С критиками расправлялись еще круче, чем с учеными. Александра Борщаговского выбросили из квартиры прямо на зимнюю улицу, вышвырнув вещи, выгнали на снег детей, мать. Пусть подыхают.
За больным, израненным на войне Альтманом приехал "черный ворон". Остальных обрекли на голод. И поделом!
Подумать только, на кого руку подняли! На народ...

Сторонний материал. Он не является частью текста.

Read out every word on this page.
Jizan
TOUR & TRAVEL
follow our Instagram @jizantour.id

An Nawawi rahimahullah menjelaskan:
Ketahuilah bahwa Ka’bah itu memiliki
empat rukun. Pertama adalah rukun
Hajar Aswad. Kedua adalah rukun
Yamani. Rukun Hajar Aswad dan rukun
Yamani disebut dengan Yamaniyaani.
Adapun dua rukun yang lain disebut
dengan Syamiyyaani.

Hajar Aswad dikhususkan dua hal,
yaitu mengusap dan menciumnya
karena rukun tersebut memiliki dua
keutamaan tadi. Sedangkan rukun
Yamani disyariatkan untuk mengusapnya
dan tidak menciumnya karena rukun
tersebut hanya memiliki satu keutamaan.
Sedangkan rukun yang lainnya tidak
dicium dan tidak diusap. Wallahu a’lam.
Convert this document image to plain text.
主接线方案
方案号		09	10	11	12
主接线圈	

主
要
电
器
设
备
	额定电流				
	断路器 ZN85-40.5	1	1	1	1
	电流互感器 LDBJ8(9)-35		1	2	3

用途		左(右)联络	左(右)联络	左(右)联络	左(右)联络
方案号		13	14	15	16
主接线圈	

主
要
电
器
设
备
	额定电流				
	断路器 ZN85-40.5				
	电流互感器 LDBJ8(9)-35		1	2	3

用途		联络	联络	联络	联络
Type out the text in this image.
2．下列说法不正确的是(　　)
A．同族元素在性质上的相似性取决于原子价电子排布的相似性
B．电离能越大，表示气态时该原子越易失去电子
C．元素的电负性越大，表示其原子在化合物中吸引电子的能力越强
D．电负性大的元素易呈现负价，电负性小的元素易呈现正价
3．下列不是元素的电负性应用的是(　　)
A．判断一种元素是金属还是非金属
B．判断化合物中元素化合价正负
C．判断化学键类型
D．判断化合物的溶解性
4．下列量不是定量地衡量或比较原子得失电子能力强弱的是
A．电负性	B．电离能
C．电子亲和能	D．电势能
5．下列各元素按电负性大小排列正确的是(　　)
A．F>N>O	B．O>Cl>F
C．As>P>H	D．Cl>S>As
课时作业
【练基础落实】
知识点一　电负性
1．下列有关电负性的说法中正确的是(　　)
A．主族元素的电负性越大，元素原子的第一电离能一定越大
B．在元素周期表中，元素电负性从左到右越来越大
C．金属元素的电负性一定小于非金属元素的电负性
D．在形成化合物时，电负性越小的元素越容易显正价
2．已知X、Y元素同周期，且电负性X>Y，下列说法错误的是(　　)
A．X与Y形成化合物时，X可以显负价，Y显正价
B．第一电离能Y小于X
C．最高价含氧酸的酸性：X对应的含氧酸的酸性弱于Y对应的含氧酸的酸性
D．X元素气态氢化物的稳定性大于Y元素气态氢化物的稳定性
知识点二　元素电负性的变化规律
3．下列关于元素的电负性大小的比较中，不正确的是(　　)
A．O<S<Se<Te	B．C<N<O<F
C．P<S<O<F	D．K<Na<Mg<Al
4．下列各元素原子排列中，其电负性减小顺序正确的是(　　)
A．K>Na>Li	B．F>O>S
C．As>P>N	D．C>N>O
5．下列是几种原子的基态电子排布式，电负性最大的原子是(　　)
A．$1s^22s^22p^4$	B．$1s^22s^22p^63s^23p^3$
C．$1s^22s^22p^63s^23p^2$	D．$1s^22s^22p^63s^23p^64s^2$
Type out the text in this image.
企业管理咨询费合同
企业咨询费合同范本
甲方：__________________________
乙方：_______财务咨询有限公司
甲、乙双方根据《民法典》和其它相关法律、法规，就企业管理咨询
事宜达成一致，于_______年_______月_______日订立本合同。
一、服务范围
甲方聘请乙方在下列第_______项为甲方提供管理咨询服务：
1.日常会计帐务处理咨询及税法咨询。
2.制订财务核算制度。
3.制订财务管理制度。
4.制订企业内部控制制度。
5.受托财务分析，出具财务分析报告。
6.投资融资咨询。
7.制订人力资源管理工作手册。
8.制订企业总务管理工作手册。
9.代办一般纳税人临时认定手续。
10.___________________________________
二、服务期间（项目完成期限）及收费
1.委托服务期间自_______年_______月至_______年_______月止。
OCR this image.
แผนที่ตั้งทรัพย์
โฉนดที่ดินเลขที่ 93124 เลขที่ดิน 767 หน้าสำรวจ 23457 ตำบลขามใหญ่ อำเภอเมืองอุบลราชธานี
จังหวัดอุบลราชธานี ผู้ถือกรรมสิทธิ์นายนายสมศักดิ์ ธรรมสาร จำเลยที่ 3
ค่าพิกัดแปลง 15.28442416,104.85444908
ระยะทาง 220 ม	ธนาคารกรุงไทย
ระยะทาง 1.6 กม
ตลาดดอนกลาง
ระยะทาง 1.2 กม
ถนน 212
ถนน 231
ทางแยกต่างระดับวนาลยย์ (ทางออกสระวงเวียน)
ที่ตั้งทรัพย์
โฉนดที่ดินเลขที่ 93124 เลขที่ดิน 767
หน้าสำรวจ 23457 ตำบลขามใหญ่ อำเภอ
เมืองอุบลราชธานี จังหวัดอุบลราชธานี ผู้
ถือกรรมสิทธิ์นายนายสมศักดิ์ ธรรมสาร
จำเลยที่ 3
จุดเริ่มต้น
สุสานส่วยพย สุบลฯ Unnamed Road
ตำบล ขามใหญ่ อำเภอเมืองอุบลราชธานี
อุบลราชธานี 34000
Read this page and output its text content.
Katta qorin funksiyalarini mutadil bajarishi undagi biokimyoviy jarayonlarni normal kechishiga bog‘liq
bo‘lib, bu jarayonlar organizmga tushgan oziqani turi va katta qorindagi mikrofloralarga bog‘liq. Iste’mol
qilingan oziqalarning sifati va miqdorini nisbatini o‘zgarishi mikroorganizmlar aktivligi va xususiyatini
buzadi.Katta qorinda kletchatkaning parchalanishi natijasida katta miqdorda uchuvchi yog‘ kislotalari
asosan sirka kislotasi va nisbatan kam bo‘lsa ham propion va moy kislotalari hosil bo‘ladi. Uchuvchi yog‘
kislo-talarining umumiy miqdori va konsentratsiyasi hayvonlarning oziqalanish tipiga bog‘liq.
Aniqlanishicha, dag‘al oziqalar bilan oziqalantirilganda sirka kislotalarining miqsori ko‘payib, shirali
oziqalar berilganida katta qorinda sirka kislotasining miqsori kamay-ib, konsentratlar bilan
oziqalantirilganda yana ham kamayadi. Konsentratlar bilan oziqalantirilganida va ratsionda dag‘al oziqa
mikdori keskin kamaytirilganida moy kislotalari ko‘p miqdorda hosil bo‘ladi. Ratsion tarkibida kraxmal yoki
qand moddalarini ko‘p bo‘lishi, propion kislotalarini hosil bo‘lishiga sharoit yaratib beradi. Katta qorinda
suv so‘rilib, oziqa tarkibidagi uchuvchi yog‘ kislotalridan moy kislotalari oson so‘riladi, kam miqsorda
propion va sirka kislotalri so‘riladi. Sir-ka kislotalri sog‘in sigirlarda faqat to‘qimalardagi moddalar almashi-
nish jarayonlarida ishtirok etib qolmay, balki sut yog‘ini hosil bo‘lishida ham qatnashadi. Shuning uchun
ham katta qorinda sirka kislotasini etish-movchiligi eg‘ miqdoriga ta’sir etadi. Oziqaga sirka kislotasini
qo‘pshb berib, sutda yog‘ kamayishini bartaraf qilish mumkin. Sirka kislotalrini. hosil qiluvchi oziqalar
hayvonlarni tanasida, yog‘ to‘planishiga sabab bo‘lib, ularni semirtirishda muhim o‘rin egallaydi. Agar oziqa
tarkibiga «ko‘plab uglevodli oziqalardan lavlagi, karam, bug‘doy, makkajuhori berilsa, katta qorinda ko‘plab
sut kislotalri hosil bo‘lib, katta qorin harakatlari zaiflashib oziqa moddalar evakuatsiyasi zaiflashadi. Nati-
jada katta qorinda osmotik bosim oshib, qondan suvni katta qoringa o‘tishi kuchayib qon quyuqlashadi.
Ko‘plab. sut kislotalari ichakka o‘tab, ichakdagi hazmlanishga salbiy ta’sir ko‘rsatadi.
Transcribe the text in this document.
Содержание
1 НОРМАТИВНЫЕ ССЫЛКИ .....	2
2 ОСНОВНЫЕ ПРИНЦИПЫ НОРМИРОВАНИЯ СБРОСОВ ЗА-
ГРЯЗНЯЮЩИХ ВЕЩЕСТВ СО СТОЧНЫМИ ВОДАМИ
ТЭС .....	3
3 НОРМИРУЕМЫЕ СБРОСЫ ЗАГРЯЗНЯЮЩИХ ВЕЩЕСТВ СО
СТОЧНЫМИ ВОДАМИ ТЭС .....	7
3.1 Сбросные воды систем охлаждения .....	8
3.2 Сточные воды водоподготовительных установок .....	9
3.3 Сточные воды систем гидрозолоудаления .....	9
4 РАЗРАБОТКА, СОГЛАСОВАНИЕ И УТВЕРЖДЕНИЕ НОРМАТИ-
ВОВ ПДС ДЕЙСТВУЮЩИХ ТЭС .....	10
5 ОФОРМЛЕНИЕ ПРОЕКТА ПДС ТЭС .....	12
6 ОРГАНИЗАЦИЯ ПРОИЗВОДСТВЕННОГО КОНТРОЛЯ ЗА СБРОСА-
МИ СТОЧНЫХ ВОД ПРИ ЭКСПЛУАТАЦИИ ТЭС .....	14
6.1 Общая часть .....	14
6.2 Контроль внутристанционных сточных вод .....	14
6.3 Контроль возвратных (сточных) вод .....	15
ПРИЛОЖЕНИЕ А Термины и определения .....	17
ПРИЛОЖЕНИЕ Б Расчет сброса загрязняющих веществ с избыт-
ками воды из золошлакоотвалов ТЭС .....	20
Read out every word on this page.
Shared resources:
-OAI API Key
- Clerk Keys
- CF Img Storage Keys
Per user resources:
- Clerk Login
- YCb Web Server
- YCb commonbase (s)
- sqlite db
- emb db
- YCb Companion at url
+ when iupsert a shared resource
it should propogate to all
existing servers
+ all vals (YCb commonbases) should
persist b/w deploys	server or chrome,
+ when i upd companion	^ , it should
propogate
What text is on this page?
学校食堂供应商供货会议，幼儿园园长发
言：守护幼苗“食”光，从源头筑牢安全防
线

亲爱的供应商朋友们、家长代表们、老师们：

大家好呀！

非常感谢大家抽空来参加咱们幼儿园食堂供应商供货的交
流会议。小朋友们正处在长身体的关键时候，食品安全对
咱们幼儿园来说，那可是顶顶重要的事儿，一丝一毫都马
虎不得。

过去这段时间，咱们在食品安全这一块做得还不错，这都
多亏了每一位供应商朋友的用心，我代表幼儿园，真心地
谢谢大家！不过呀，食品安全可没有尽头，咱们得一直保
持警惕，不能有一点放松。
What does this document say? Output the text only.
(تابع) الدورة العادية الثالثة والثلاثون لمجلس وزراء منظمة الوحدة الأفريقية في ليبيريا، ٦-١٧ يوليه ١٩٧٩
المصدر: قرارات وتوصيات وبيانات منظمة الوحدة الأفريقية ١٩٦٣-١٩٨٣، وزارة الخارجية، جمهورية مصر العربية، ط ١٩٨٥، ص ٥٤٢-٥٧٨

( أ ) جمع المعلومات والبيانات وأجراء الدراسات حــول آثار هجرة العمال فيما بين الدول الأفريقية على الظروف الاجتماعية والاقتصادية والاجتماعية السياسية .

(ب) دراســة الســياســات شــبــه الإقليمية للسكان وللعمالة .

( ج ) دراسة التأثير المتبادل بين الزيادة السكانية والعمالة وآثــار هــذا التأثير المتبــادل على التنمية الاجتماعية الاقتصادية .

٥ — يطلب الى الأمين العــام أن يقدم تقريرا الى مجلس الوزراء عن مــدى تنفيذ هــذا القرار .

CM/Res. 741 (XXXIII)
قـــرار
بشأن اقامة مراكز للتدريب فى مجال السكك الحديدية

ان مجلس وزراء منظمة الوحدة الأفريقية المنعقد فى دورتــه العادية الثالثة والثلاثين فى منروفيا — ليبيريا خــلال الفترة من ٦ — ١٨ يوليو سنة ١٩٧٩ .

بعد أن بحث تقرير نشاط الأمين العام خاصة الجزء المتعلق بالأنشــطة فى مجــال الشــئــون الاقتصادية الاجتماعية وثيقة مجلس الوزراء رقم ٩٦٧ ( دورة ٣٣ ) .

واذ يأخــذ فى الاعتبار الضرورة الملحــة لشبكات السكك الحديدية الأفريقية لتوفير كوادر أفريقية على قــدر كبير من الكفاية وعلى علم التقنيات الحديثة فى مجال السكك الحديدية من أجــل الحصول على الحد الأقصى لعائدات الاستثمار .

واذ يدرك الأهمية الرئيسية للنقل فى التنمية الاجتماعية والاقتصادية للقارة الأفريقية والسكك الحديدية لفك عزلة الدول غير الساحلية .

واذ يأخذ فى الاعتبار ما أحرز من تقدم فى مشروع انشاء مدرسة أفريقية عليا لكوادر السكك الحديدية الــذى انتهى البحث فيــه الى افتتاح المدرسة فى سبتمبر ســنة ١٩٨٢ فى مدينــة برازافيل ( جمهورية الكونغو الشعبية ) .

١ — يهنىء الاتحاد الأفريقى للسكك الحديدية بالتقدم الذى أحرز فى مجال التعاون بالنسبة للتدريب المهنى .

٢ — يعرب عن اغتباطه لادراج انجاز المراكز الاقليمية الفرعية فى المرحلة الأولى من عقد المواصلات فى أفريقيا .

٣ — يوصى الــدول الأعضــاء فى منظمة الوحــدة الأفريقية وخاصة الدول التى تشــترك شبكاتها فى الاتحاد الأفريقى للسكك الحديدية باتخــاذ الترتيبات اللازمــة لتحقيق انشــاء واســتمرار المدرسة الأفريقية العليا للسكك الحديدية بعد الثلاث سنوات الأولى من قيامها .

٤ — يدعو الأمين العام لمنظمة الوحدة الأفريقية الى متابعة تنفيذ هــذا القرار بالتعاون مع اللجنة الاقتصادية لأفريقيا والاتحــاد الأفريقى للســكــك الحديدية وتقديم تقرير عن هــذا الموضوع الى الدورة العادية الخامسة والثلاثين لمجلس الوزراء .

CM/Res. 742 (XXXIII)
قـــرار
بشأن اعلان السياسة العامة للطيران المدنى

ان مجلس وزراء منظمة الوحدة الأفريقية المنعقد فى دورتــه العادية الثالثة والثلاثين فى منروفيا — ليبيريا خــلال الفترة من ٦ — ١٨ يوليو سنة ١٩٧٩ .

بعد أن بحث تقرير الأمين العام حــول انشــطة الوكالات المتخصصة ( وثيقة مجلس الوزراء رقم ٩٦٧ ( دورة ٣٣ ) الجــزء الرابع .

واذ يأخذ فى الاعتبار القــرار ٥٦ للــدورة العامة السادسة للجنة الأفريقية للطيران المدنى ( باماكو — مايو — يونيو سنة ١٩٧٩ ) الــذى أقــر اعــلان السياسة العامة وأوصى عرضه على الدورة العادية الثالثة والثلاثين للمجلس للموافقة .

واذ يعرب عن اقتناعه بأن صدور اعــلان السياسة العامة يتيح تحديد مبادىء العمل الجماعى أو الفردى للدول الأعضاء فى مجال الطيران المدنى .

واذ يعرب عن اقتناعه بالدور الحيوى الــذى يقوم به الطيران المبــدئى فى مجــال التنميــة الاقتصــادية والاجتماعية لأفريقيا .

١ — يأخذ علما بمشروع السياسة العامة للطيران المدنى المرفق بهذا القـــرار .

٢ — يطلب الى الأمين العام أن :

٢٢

А вот и сам народ! Представлен в поэме. Весь. От мала до велика. Герои 49-го года, по которым критики,де, хотели нанести удары.
Один удар по Пырьеву,
Другой удар по.Сурову...
Бомбежка по Софронову...
По Грибачеву очередь,
По Бубеннову залп!
По Казьмину, Захарову,
По Семушкину Тихону...
Казьмина и Захарова, руководителей Русского народного хора имени Пятницкого, привлекли, конечно, для пущей народности. Они к "дружинушке хороброй" непричастны. Затем лишь, чтоб бросали на нее отсвет народной культуры. Иначе-то как сойти за народ!..
Остальные - что ж? Остальные тут по праву. Спасибо Сергею Васильеву. Никто не забыт. Ничто не забыто.
Осталось нам теперь вместе с газетным поэтом предаться восторгам по поводу того, что все литературные критики перебиты и можно рифмовать уж и так. Безбоязненно.